Stanford Team Developing Super 3D Camera 105
Tookis writes "Most of us are happy to take 2D happy snaps with single lens digital cameras. Imagine if you had a digital camera that could more accurately perceive the distance of all objects in its field of vision than your own eyes and brain. That's exactly what a team of researchers from Stanford University are working on — and it could even be affordable for ordinary consumers."
Re:Sounds cool (Score:2, Interesting)
Image analysis will be more accurate, in turn improving image search engine utility, giving robots better spatial vision, allowing big brother to identify bombs and brunettes more accurately, etc..
Re:Sounds cool (Score:1, Interesting)
Ooh, bluescreen technology (Score:5, Interesting)

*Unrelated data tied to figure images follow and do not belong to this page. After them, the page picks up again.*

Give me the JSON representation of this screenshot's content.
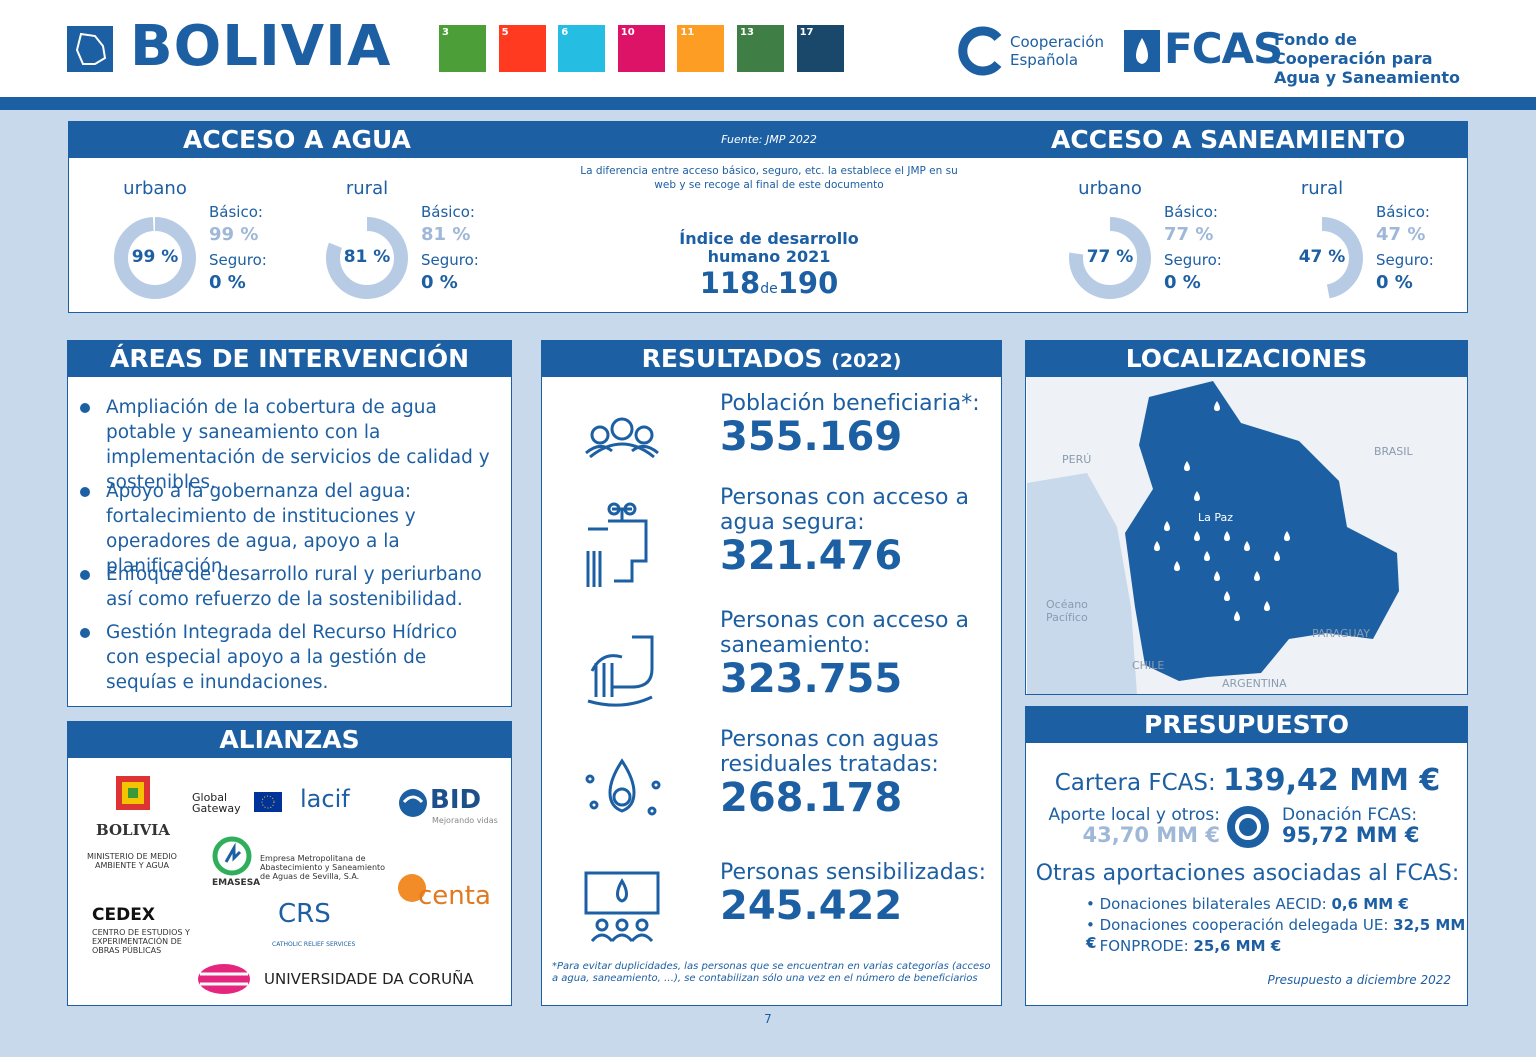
{
  "header": {
    "title": "BOLIVIA",
    "sdg": [
      "3",
      "5",
      "6",
      "10",
      "11",
      "13",
      "17"
    ],
    "partner": "Cooperación Española",
    "fcas": "FCAS",
    "fcas_name": "Fondo de Cooperación para Agua y Saneamiento"
  },
  "access": {
    "water_title": "ACCESO A AGUA",
    "source": "Fuente: JMP 2022",
    "sanitation_title": "ACCESO A SANEAMIENTO",
    "note": "La diferencia entre acceso básico, seguro, etc. la establece el JMP en su web y se recoge al final de este documento",
    "idh_label": "Índice de desarrollo humano 2021",
    "idh_rank": "118",
    "idh_de": "de",
    "idh_total": "190",
    "groups": [
      {
        "area": "urbano",
        "pct": 99,
        "pct_label": "99 %",
        "basic_label": "Básico:",
        "basic": "99 %",
        "safe_label": "Seguro:",
        "safe": "0 %"
      },
      {
        "area": "rural",
        "pct": 81,
        "pct_label": "81 %",
        "basic_label": "Básico:",
        "basic": "81 %",
        "safe_label": "Seguro:",
        "safe": "0 %"
      },
      {
        "area": "urbano",
        "pct": 77,
        "pct_label": "77 %",
        "basic_label": "Básico:",
        "basic": "77 %",
        "safe_label": "Seguro:",
        "safe": "0 %"
      },
      {
        "area": "rural",
        "pct": 47,
        "pct_label": "47 %",
        "basic_label": "Básico:",
        "basic": "47 %",
        "safe_label": "Seguro:",
        "safe": "0 %"
      }
    ]
  },
  "areas": {
    "title": "ÁREAS DE INTERVENCIÓN",
    "items": [
      "Ampliación de la cobertura de agua potable y saneamiento con la implementación de servicios de calidad y sostenibles.",
      "Apoyo a la gobernanza del agua: fortalecimiento de instituciones y operadores de agua, apoyo a la planificación.",
      "Enfoque de desarrollo rural y periurbano así como refuerzo de la sostenibilidad.",
      "Gestión Integrada del Recurso Hídrico con especial apoyo a la gestión de sequías e inundaciones."
    ]
  },
  "alliances": {
    "title": "ALIANZAS",
    "bolivia": "BOLIVIA",
    "ministry": "MINISTERIO DE MEDIO AMBIENTE Y AGUA",
    "gateway": "Global Gateway",
    "lacif": "lacif",
    "bid": "BID",
    "bid_sub": "Mejorando vidas",
    "emasesa": "EMASESA",
    "emasesa_name": "Empresa Metropolitana de Abastecimiento y Saneamiento de Aguas de Sevilla, S.A.",
    "cedex": "CEDEX",
    "cedex_name": "CENTRO DE ESTUDIOS Y EXPERIMENTACIÓN DE OBRAS PÚBLICAS",
    "crs": "CRS",
    "crs_name": "CATHOLIC RELIEF SERVICES",
    "centa": "centa",
    "coruna": "UNIVERSIDADE DA CORUÑA"
  },
  "results": {
    "title": "RESULTADOS",
    "year": "(2022)",
    "items": [
      {
        "label": "Población beneficiaria*:",
        "value": "355.169"
      },
      {
        "label": "Personas con acceso a agua segura:",
        "value": "321.476"
      },
      {
        "label": "Personas con acceso a saneamiento:",
        "value": "323.755"
      },
      {
        "label": "Personas con aguas residuales tratadas:",
        "value": "268.178"
      },
      {
        "label": "Personas sensibilizadas:",
        "value": "245.422"
      }
    ],
    "footnote": "*Para evitar duplicidades, las personas que se encuentran en varias categorías (acceso a agua, saneamiento, …), se contabilizan sólo una vez en el número de beneficiarios"
  },
  "locations": {
    "title": "LOCALIZACIONES",
    "peru": "PERÚ",
    "brasil": "BRASIL",
    "la_paz": "La Paz",
    "ocean": "Océano Pacífico",
    "paraguay": "PARAGUAY",
    "chile": "CHILE",
    "argentina": "ARGENTINA"
  },
  "budget": {
    "title": "PRESUPUESTO",
    "portfolio_label": "Cartera FCAS:",
    "portfolio": "139,42 MM €",
    "local_label": "Aporte local y otros:",
    "local": "43,70 MM €",
    "donation_label": "Donación FCAS:",
    "donation": "95,72 MM €",
    "other_title": "Otras aportaciones asociadas al FCAS:",
    "others": [
      {
        "label": "Donaciones bilaterales AECID:",
        "value": "0,6 MM €"
      },
      {
        "label": "Donaciones cooperación delegada UE:",
        "value": "32,5 MM €"
      },
      {
        "label": "FONPRODE:",
        "value": "25,6 MM €"
      }
    ],
    "note": "Presupuesto a diciembre 2022"
  },
  "page": "7"
}
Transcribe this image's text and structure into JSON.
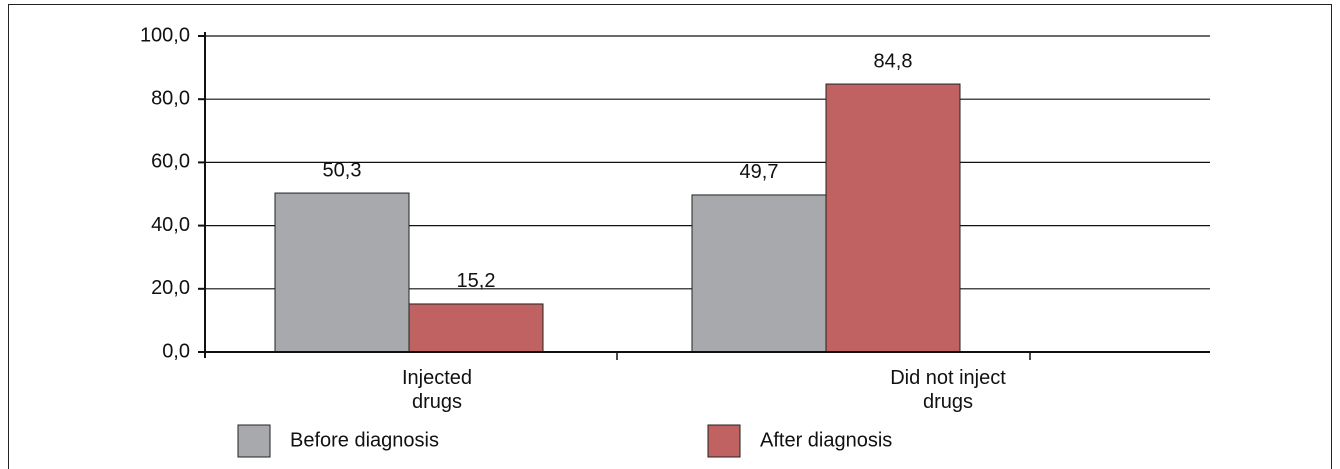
{
  "chart_data": {
    "type": "bar",
    "categories": [
      "Injected drugs",
      "Did not inject drugs"
    ],
    "series": [
      {
        "name": "Before diagnosis",
        "color": "#a7a9ac",
        "values": [
          50.3,
          49.7
        ],
        "value_labels": [
          "50,3",
          "49,7"
        ]
      },
      {
        "name": "After diagnosis",
        "color": "#c06162",
        "values": [
          15.2,
          84.8
        ],
        "value_labels": [
          "15,2",
          "84,8"
        ]
      }
    ],
    "ylim": [
      0,
      100
    ],
    "yticks": [
      {
        "value": 0,
        "label": "0,0"
      },
      {
        "value": 20,
        "label": "20,0"
      },
      {
        "value": 40,
        "label": "40,0"
      },
      {
        "value": 60,
        "label": "60,0"
      },
      {
        "value": 80,
        "label": "80,0"
      },
      {
        "value": 100,
        "label": "100,0"
      }
    ],
    "grid": true,
    "legend": "bottom"
  }
}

Also, I'm not quite sure I'm understanding this right, but would this mean the camera is NEVER out of focus? Like, you'll be able to make out every detail of my thumbprint on the corner of the lens and also see the face of the person I'm photographing and ALSO read the inscription on the wall half a mile behind them?
Man, this thing sounds really cool.
Re:Ooh, bluescreen technology (Score:3, Interesting)
They've made some progress on the manufacturing front. Last time I saw this idea posted to /. they were talking about placing a sheet of small lenses in front of a standard camera CCD at the focal point of the main camera lens.
From what I understood the last time, each small lens intercepts all the light at that focal point and splits it up on the small pixel grid behind it. So instead of just getting the intensity of the light at that point you also capture vector information about where that light entered the main lens from. And you can do some interesting things with that data.
Say you get a bright spot on 2 pixels from the sensors behind neighboring small lenses, then in software you can do some ray tracing to work out exactly where that light originated from.
By choosing which pixels to sample and how to combine their values, you can build an image which simulates any aperture size, with any focal length, from the perspective of any point on the surface of your main lens.